We believe the issues should be examined as soon as possible, while the actual tackling plan can be prolonged based on the issue's priority. Therefore, a Slack channel for each project should be kept an eye on, which is truly important because we are deploying 10+ times a day, and each release can bring new surprises. Usually, errors pop out quickly after the release, and ideally, the team responsible for the release should also observe the app's behaviour closely.
Many times, we had examples where a single customer would experience an error that was recently introduced. Sometimes those customers would also report an issue, but since we had Sentry in place, we would already be tackling it and by the time there would be a support ticket, we would already have a fix in place. By quickly examining and fixing the issue, we could deploy it before other customers would even experience it.
A good Sentry process can greatly improve the efficiency of your error-tracking process.
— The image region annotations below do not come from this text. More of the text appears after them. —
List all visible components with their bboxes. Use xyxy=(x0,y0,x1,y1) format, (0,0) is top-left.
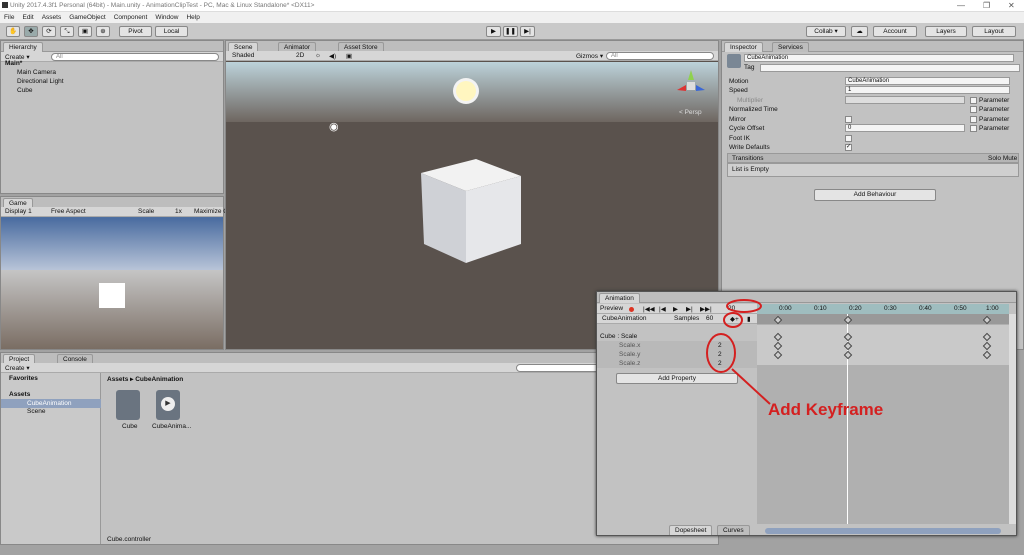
annotation-label: Add Keyframe xyxy=(768,400,884,419)
annotation-overlay xyxy=(706,299,771,405)
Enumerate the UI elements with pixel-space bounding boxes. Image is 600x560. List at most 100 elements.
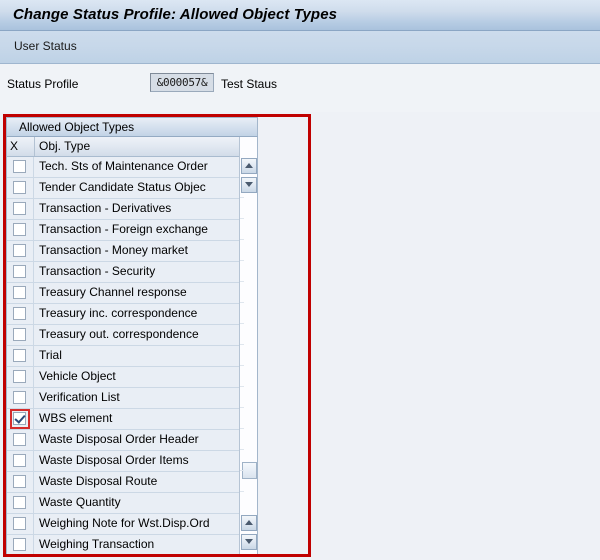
table-row[interactable]: Waste Disposal Order Items: [7, 451, 239, 472]
row-checkbox[interactable]: [13, 517, 26, 530]
column-header-x[interactable]: X: [10, 139, 34, 153]
row-checkbox[interactable]: [13, 391, 26, 404]
row-checkbox-cell[interactable]: [7, 241, 34, 261]
row-label: Treasury Channel response: [39, 285, 187, 299]
row-label: Transaction - Foreign exchange: [39, 222, 208, 236]
row-label: Trial: [39, 348, 62, 362]
scrollbar-tick: [240, 449, 244, 450]
table-row[interactable]: Transaction - Foreign exchange: [7, 220, 239, 241]
table-row[interactable]: Treasury inc. correspondence: [7, 304, 239, 325]
scrollbar-tick: [240, 344, 244, 345]
column-header-obj-type[interactable]: Obj. Type: [39, 139, 90, 153]
scrollbar-tick: [240, 323, 244, 324]
scrollbar-tick: [240, 260, 244, 261]
row-checkbox-cell[interactable]: [7, 367, 34, 387]
table-row[interactable]: Transaction - Security: [7, 262, 239, 283]
table-group-title: Allowed Object Types: [19, 120, 134, 134]
row-label: Treasury out. correspondence: [39, 327, 199, 341]
scroll-up-button-top[interactable]: [241, 158, 257, 174]
row-label: Tender Candidate Status Objec: [39, 180, 206, 194]
row-checkbox-cell[interactable]: [7, 178, 34, 198]
row-checkbox-cell[interactable]: [7, 346, 34, 366]
tab-user-status[interactable]: User Status: [14, 39, 77, 53]
row-checkbox-cell[interactable]: [7, 304, 34, 324]
table-group-header: Allowed Object Types: [6, 117, 258, 137]
scrollbar-thumb[interactable]: [242, 462, 257, 479]
scrollbar-tick: [240, 281, 244, 282]
status-profile-label: Status Profile: [7, 77, 78, 91]
row-label: Treasury inc. correspondence: [39, 306, 197, 320]
table-row[interactable]: Treasury out. correspondence: [7, 325, 239, 346]
vertical-scrollbar[interactable]: [239, 137, 258, 555]
form-area: Status Profile &000057& Test Staus: [0, 64, 600, 112]
table-row[interactable]: Trial: [7, 346, 239, 367]
row-checkbox[interactable]: [13, 307, 26, 320]
table-row[interactable]: Tender Candidate Status Objec: [7, 178, 239, 199]
row-checkbox-cell[interactable]: [7, 430, 34, 450]
table-row[interactable]: Treasury Channel response: [7, 283, 239, 304]
row-checkbox[interactable]: [13, 538, 26, 551]
row-checkbox[interactable]: [13, 160, 26, 173]
row-checkbox-cell[interactable]: [7, 283, 34, 303]
row-checkbox[interactable]: [13, 370, 26, 383]
scrollbar-tick: [240, 218, 244, 219]
row-checkbox-cell[interactable]: [7, 409, 34, 429]
table-column-header-row: X Obj. Type: [6, 137, 258, 157]
scroll-down-button-bottom[interactable]: [241, 534, 257, 550]
table-row[interactable]: Weighing Transaction: [7, 535, 239, 555]
table-row[interactable]: WBS element: [7, 409, 239, 430]
row-checkbox[interactable]: [13, 181, 26, 194]
triangle-up-icon: [245, 163, 253, 168]
row-checkbox-cell[interactable]: [7, 472, 34, 492]
triangle-down-icon: [245, 539, 253, 544]
table-row[interactable]: Transaction - Derivatives: [7, 199, 239, 220]
row-checkbox[interactable]: [13, 286, 26, 299]
row-checkbox-cell[interactable]: [7, 325, 34, 345]
row-checkbox-cell[interactable]: [7, 535, 34, 555]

By establishing clear ownership, setting up alerts, prioritizing errors, using Sentry's context information, integrating with other tools, regularly reviewing and cleaning up errors, and tracking error resolution progress, you can ensure that your team can quickly and effectively resolve software bugs and issues. Implementing these best practices will help you get the most out of Sentry, streamline your error-tracking process, and make customers happy.